Analysis and finding

[21]  From my review of the records at issue, it is clear that they satisfy the requirements for the application of the exclusion in section 52(3)3. The city collected, prepared, maintained or used each one of the records on its own behalf as the appellant’s employer. The records form part of the appellant’s personnel file and all of them relate to meetings discussions or communications about the appellant’s various employment issues with the city, including: the terms and conditions of his employment, the changes to his employment following his injury, his grievance, his WSIB claim, and his return to work. All of the employment issues reflected in the records are employment-related matters specific to the appellant and his work for the city. I am satisfied from the city’s representations and from the contents of the records that the city, as the appellant’s employer, has an interest in these employment-related matters.

[22]  I do not accept the appellant’s argument that the records, or a part of them, can be characterized as an organizational review. This argument is not supported by the records themselves or the circumstances of their collection, preparation, maintenance or use.

[23]  I also reject the appellant’s argument, relying on Order MO-1342, that the city lacks the requisite interest in the records due to the alleged passage of time and inactivity as this is not an accurate statement of how section 52(3)3 is interpreted and applied. Order MO-1342 relied on a ruling of the Divisional Court [10] that upheld the reasoning in Orders P-1618, P-1627 and PO-1658 – which considered the provincial equivalent of section 52(3) [11] – that there must be a reasonable prospect that the institution’s interest will be engaged. The Divisional Court accepted that the passage of time, inactivity by the parties, and loss of forum or conclusion of a matter, were appropriate considerations in determining whether an institution has the requisite interest. However, the Divisional Court was reversed on this issue by the Court of Appeal for Ontario in 2001. [12] In its ruling, which quashed Orders P-1618, P-1627 and PO-1658, the Court of Appeal rejected the reasoning relied on by the appellant and found that introducing a time element into section 65(6) of FIPPA when none exists was erroneous. The decision of the Court of Appeal and its reasoning apply to section 52(3)3 of the Act and this appeal.

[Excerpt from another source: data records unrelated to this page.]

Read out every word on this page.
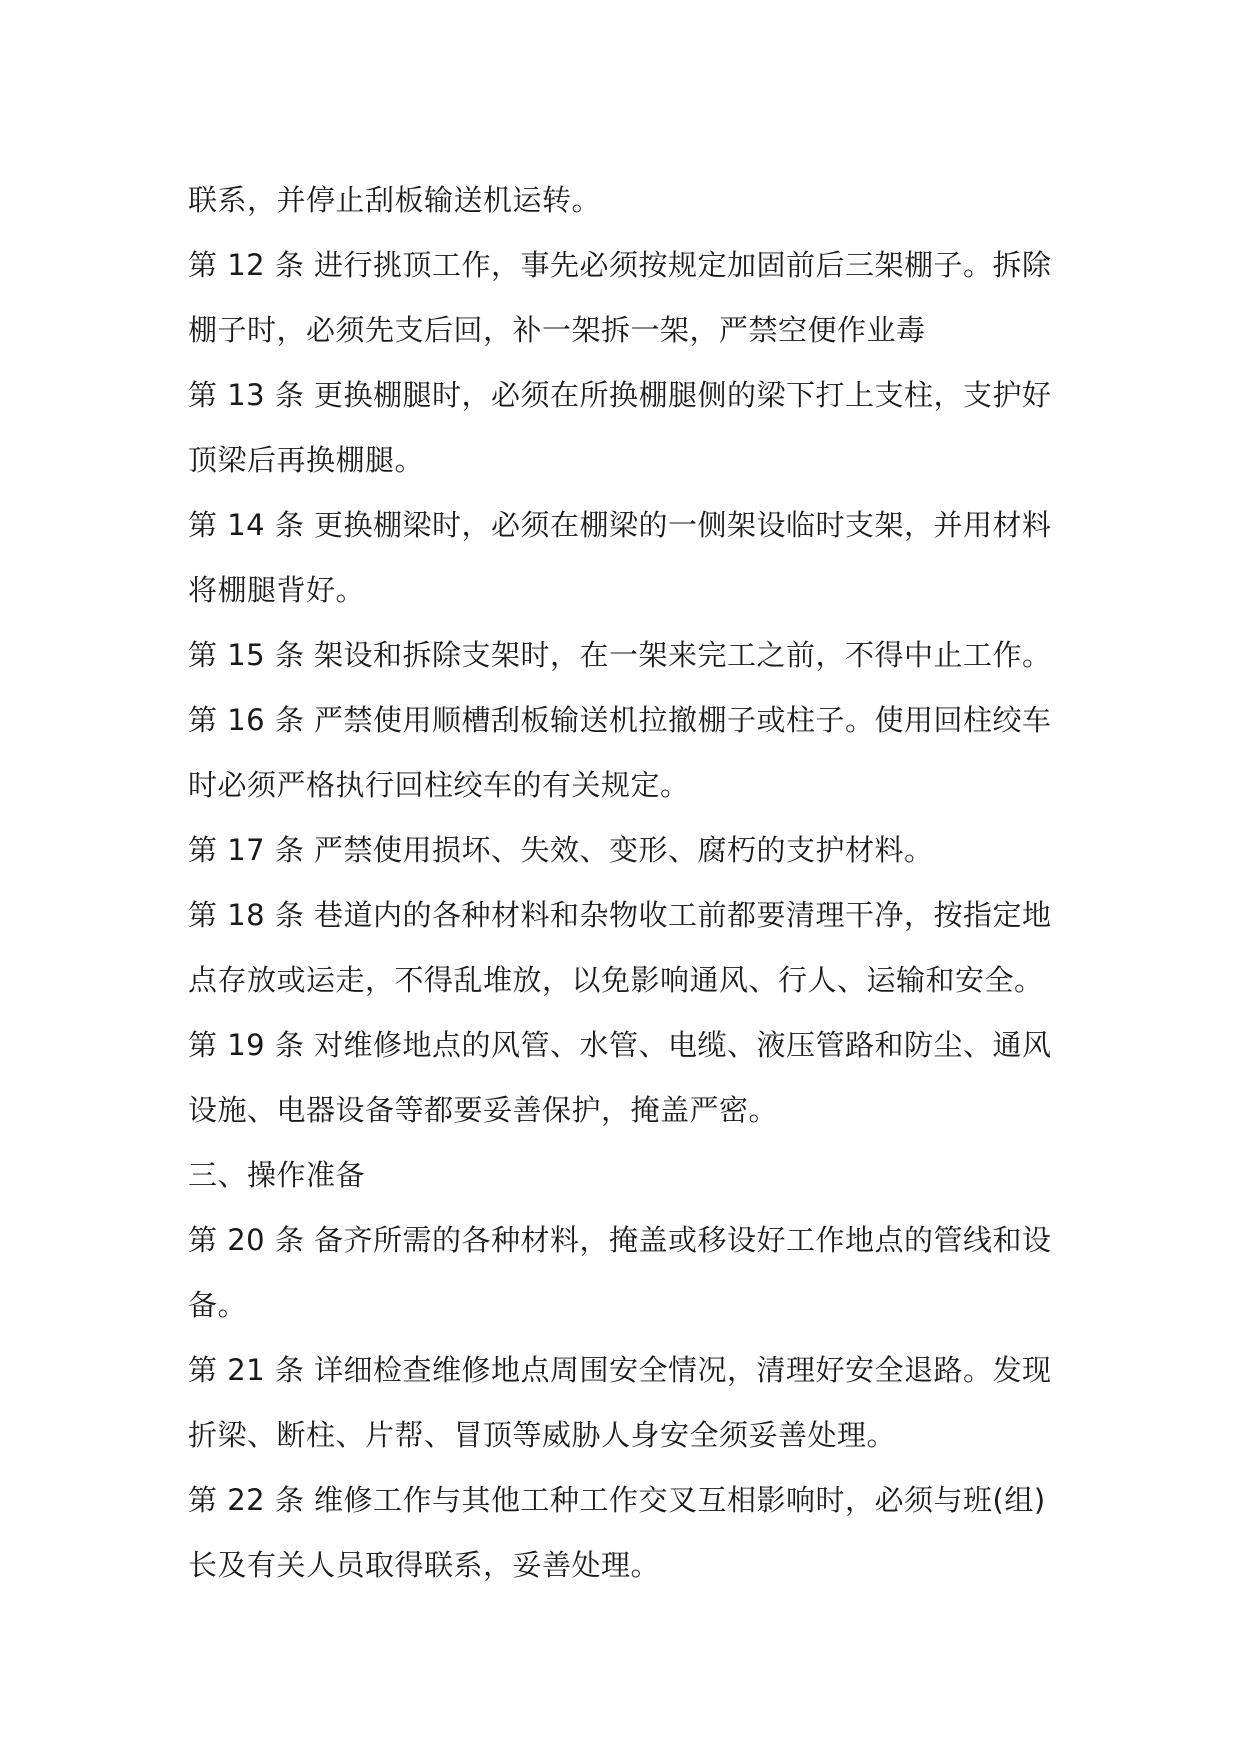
联系，并停止刮板输送机运转。
第 12 条 进行挑顶工作，事先必须按规定加固前后三架棚子。拆除
棚子时，必须先支后回，补一架拆一架，严禁空便作业毒
第 13 条 更换棚腿时，必须在所换棚腿侧的梁下打上支柱，支护好
顶梁后再换棚腿。
第 14 条 更换棚梁时，必须在棚梁的一侧架设临时支架，并用材料
将棚腿背好。
第 15 条 架设和拆除支架时，在一架来完工之前，不得中止工作。
第 16 条 严禁使用顺槽刮板输送机拉撤棚子或柱子。使用回柱绞车
时必须严格执行回柱绞车的有关规定。
第 17 条 严禁使用损坏、失效、变形、腐朽的支护材料。
第 18 条 巷道内的各种材料和杂物收工前都要清理干净，按指定地
点存放或运走，不得乱堆放，以免影响通风、行人、运输和安全。
第 19 条 对维修地点的风管、水管、电缆、液压管路和防尘、通风
设施、电器设备等都要妥善保护，掩盖严密。
三、操作准备
第 20 条 备齐所需的各种材料，掩盖或移设好工作地点的管线和设
备。
第 21 条 详细检查维修地点周围安全情况，清理好安全退路。发现
折梁、断柱、片帮、冒顶等威胁人身安全须妥善处理。
第 22 条 维修工作与其他工种工作交叉互相影响时，必须与班(组)
长及有关人员取得联系，妥善处理。
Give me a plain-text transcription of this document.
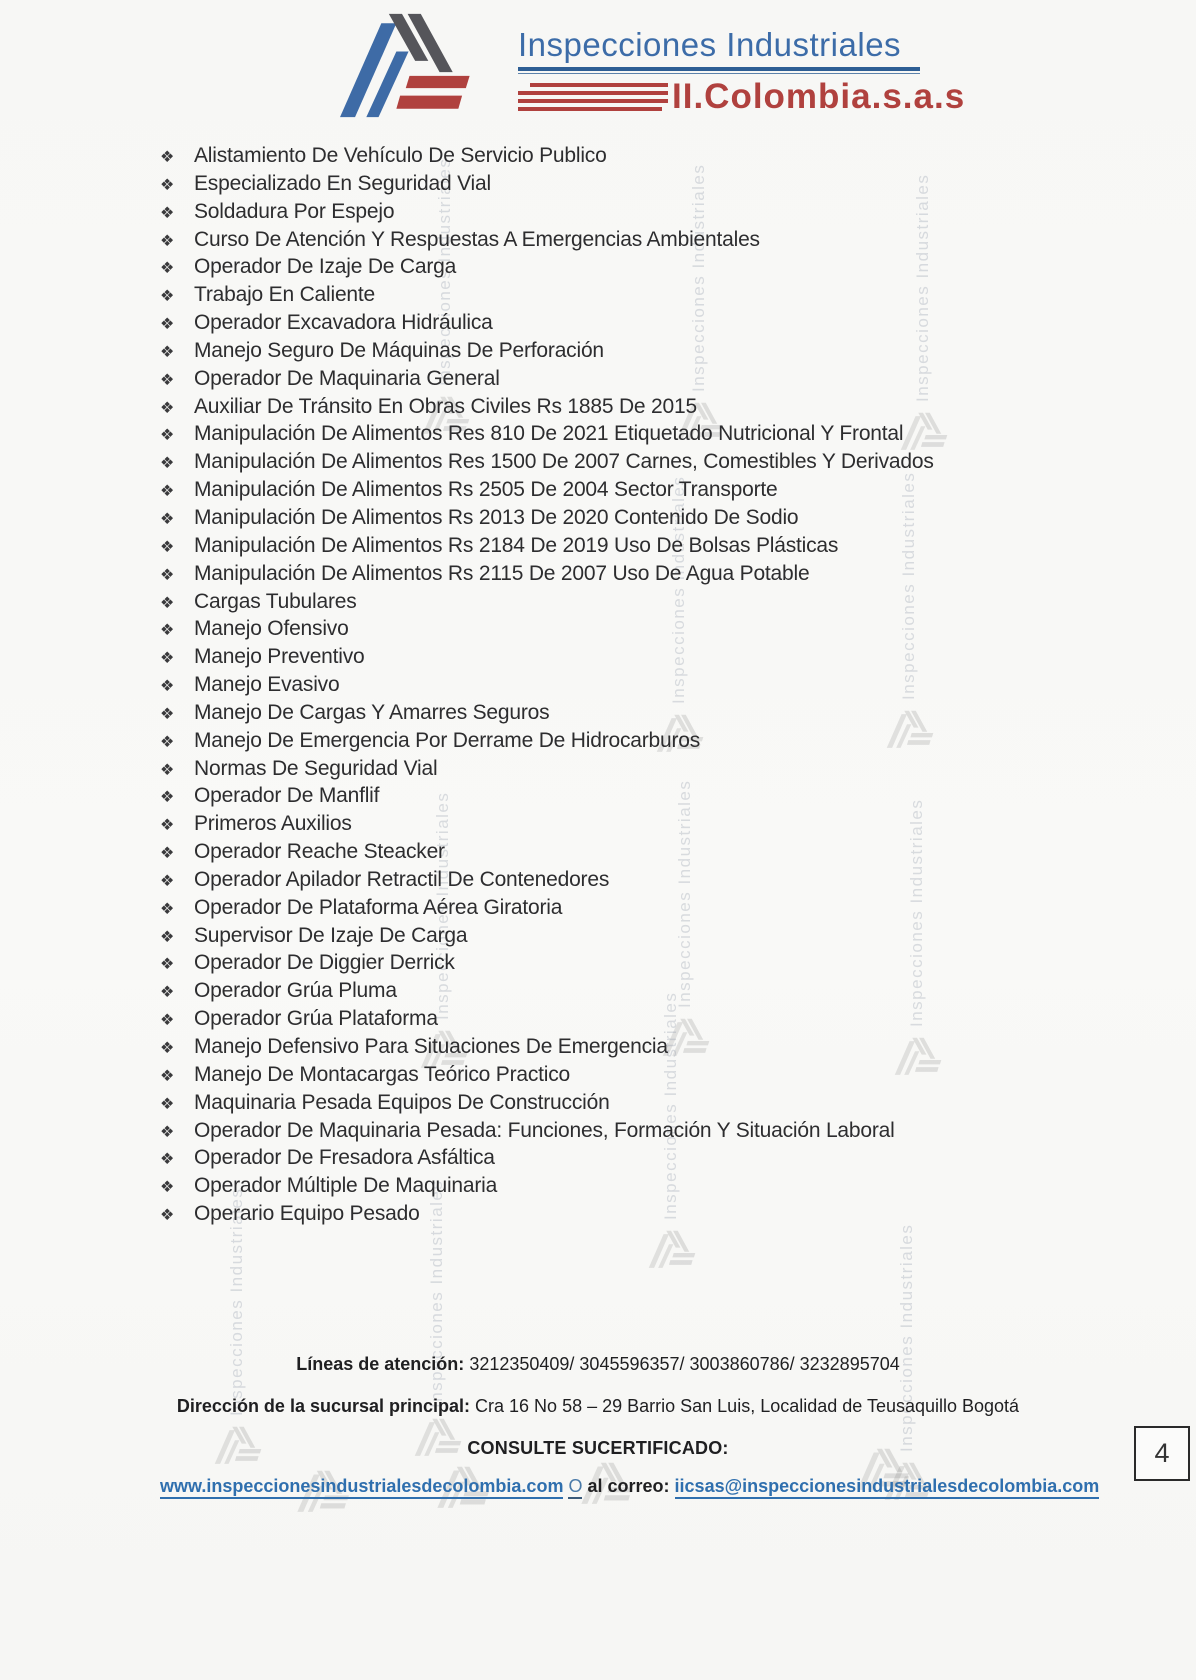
Inspecciones Industriales	Inspecciones Industriales	Inspecciones Industriales
Inspecciones Industriales
Inspecciones Industriales
Inspecciones Industriales	Inspecciones Industriales	Inspecciones Industriales
Inspecciones Industriales
Inspecciones Industriales	Inspecciones Industriales	Inspecciones Industriales
Inspecciones Industriales
II.Colombia.s.a.s
❖ Alistamiento De Vehículo De Servicio Publico
❖ Especializado En Seguridad Vial
❖ Soldadura Por Espejo
❖ Curso De Atención Y Respuestas A Emergencias Ambientales
❖ Operador De Izaje De Carga
❖ Trabajo En Caliente
❖ Operador Excavadora Hidráulica
❖ Manejo Seguro De Máquinas De Perforación
❖ Operador De Maquinaria General
❖ Auxiliar De Tránsito En Obras Civiles Rs 1885 De 2015
❖ Manipulación De Alimentos Res 810 De 2021 Etiquetado Nutricional Y Frontal
❖ Manipulación De Alimentos Res 1500 De 2007 Carnes, Comestibles Y Derivados
❖ Manipulación De Alimentos Rs 2505 De 2004 Sector Transporte
❖ Manipulación De Alimentos Rs 2013 De 2020 Contenido De Sodio
❖ Manipulación De Alimentos Rs 2184 De 2019 Uso De Bolsas Plásticas
❖ Manipulación De Alimentos Rs 2115 De 2007 Uso De Agua Potable
❖ Cargas Tubulares
❖ Manejo Ofensivo
❖ Manejo Preventivo
❖ Manejo Evasivo
❖ Manejo De Cargas Y Amarres Seguros
❖ Manejo De Emergencia Por Derrame De Hidrocarburos
❖ Normas De Seguridad Vial
❖ Operador De Manflif
❖ Primeros Auxilios
❖ Operador Reache Steacker
❖ Operador Apilador Retractil De Contenedores
❖ Operador De Plataforma Aérea Giratoria
❖ Supervisor De Izaje De Carga
❖ Operador De Diggier Derrick
❖ Operador Grúa Pluma
❖ Operador Grúa Plataforma
❖ Manejo Defensivo Para Situaciones De Emergencia
❖ Manejo De Montacargas Teórico Practico
❖ Maquinaria Pesada Equipos De Construcción
❖ Operador De Maquinaria Pesada: Funciones, Formación Y Situación Laboral
❖ Operador De Fresadora Asfáltica
❖ Operador Múltiple De Maquinaria
❖ Operario Equipo Pesado

Líneas de atención: 3212350409/ 3045596357/ 3003860786/ 3232895704

Dirección de la sucursal principal: Cra 16 No 58 – 29 Barrio San Luis, Localidad de Teusaquillo Bogotá

CONSULTE SUCERTIFICADO:

www.inspeccionesindustrialesdecolombia.com O al correo: iicsas@inspeccionesindustrialesdecolombia.com

4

[24]  I find that section 52(3)3 applies to exclude the records from the scope of the Act . I further find that none of the exceptions to section 52(3) listed under section 52(4) applies to the records.

ORDER:

I dismiss the appeal.

Original Signed by:

 

September 26, 2016

Stella Ball

 

 

Adjudicator

 

 

 



[1] Order MO-2589; see also Ministry of the Attorney General and Toronto Star, 2010 ONSC 991 (Div Ct).

[2] Ontario (Minister of Health and Long-Term Care) v Ontario (Assistant Information and Privacy Commissioner), [2003] OJ No 4123 (CA); see also Order PO-2157.

[3] Order PO-2157.

[4] Ontario (Ministry of Correctional Services) v Goodis (2008), 89 OR (3d) 457, [2008] OJ No 289 (Div Ct).

[5] Orders M-830 and PO-2123.

[6] Orders M-832 and PO-1769.

[7] Orders M-941 and P-1369.

[8] Ontario (Solicitor General) v Mitchinson, 2001 CanLII 8582 (ON CA).

[9] Order MO-1342 at page 4.

[10] Ontario (Solicitor General) v Ontario (Assistant Information and Privacy Commissioner), [2000] OJ No 1974.

[11] Section 65(6) of the Freedom of Information and Protection of Privacy Act (FIPPA).

[12] Ontario (Solicitor General) v Mitchinson, cited at note 8 above.